There are significant changes in phase 2 about meeting other people.  And we need to think about these changes in terms of how we might rebuild in small steps our physical contact with others in the church family.   

People who are shielding are now able to leave their home for exercise and to meet with one other household outdoors (keeping to a maximum of eight people in total) with physical distancing. 

People who are not shielding can now meet with up to two other households outdoors (keeping to a maximum of eight people in total) with physical distancing. They can also use the toilet while visiting the outdoors of another household (with appropriate hygiene measures). 

The government has also introduced the concept of an ‘extended household’. If you are an adult and you live alone, or if all the others in your household are under 18, you and the members of one other household can agree to form an 'extended household'. This will allow people who live alone (or those living only with children under the age of 18) to be considered part of another household in order to reduce loneliness, isolation and to provide mutual social support.

Can I encourage us as a church family to embrace these changes as we are able? One way would be for small groups to encourage meetings between their members (in appropriate ways). 

Phase 2 allows places of worship to re-open for individual prayer or contemplation.  And marriages are now allowed with minimal attendees – outdoors only. 

With respect to opening the church building for private prayer, having carefully and prayerfully considered this, the elders have decided not to do this.  For four reasons: 

  1. Practically, it would be difficult for us to facilitate this in July with people being on holiday.  Yes, ‘holidays’ will be at home, but we want people to have a rest in July; 
  2. The health and safety protocols required would be very rigorous; 
  3. Napier leaving the building in July would complicate this; and 
  4. With no ability to engage people in conversation (the guidance is clear on that), we think the time required of people to open and supervise the building being opened for prayer would be better employed in evangelism in other contexts, for example offering to read a Gospel with someone.  Soon, there will be links on the website enabling you to access resources on Mark’s Gospel (the ReadMARK material) and John’s Gospel (The Word One to One).     
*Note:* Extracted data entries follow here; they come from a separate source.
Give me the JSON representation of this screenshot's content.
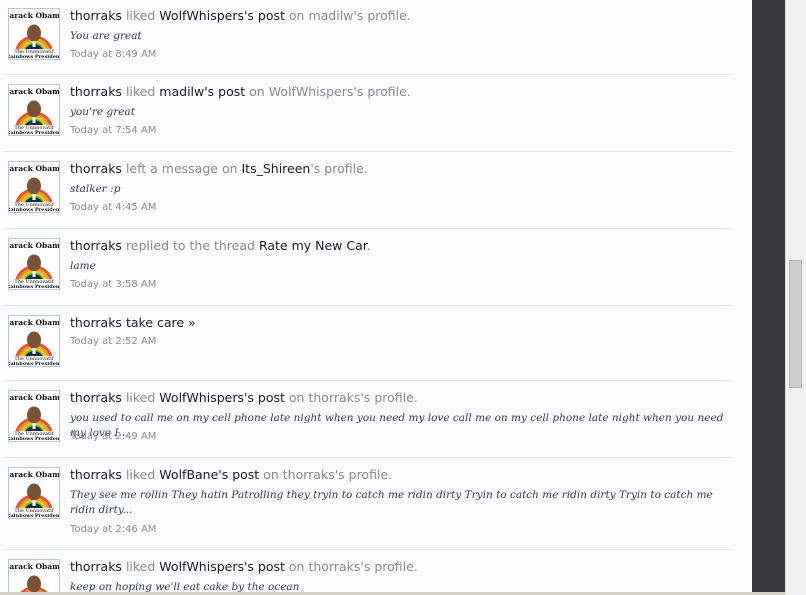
{
  "feed": {
    "items": [
      {
        "user": "thorraks",
        "action": "liked",
        "target": "WolfWhispers's post",
        "prep": "on",
        "place": "madilw's profile.",
        "snippet": "You are great",
        "time": "Today at 8:49 AM"
      },
      {
        "user": "thorraks",
        "action": "liked",
        "target": "madilw's post",
        "prep": "on",
        "place": "WolfWhispers's profile.",
        "snippet": "you're great",
        "time": "Today at 7:54 AM"
      },
      {
        "user": "thorraks",
        "action": "left a message on",
        "target": "Its_Shireen",
        "prep": "",
        "place": "'s profile.",
        "snippet": "stalker :p",
        "time": "Today at 4:45 AM"
      },
      {
        "user": "thorraks",
        "action": "replied to the thread",
        "target": "Rate my New Car",
        "prep": "",
        "place": ".",
        "snippet": "lame",
        "time": "Today at 3:58 AM"
      },
      {
        "user": "thorraks",
        "action": "",
        "target": "take care »",
        "prep": "",
        "place": "",
        "snippet": "",
        "time": "Today at 2:52 AM"
      },
      {
        "user": "thorraks",
        "action": "liked",
        "target": "WolfWhispers's post",
        "prep": "on",
        "place": "thorraks's profile.",
        "snippet": "you used to call me on my cell phone late night when you need my love call me on my cell phone late night when you need my love I...",
        "time": "Today at 2:49 AM"
      },
      {
        "user": "thorraks",
        "action": "liked",
        "target": "WolfBane's post",
        "prep": "on",
        "place": "thorraks's profile.",
        "snippet": "They see me rollin They hatin Patrolling they tryin to catch me ridin dirty Tryin to catch me ridin dirty Tryin to catch me ridin dirty...",
        "time": "Today at 2:46 AM"
      },
      {
        "user": "thorraks",
        "action": "liked",
        "target": "WolfWhispers's post",
        "prep": "on",
        "place": "thorraks's profile.",
        "snippet": "keep on hoping we'll eat cake by the ocean",
        "time": ""
      }
    ]
  },
  "avatar": {
    "top_text": "Barack Obama",
    "bottom_text_1": "The Unnnovatif",
    "bottom_text_2": "Rainbows President"
  },
  "colors": {
    "page_bg": "#fcfcff",
    "divider": "#dfe6ef",
    "username": "#1a1a2e",
    "muted": "#8a8a8a",
    "snippet": "#2b3a5a",
    "side_dark": "#3b3a40",
    "scrollbar": "#f0f0f0"
  }
}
There are some other changes in phase 2 which will indirectly affect us as a church, for example: college and university staff can return to make essential preparations for restart in Phase 3.  That means Napier will be able to remove their equipment from the building in July when their lease ends. 

Finally, let me say something about phase 3.  This is where we anticipate gatherings of larger numbers being possible in the church building.  On Friday past the working group met to considering planning for phase 3, identifying all the issues and questions and looking at various scenarios.  In due course the working group will start engaging with ministry leaders.  As soon as the Elders have a clear plan in place we will give further updates.  

The Lord has kept us united in lockdown.  And we trust to Him to keep that unity, giving us wisdom and discernment, step by step.  Good planning will be vital.  Good communication will be vital – speaking and listening.  Just as important will be loving and bearing with one another.  Let’s keep on doing that.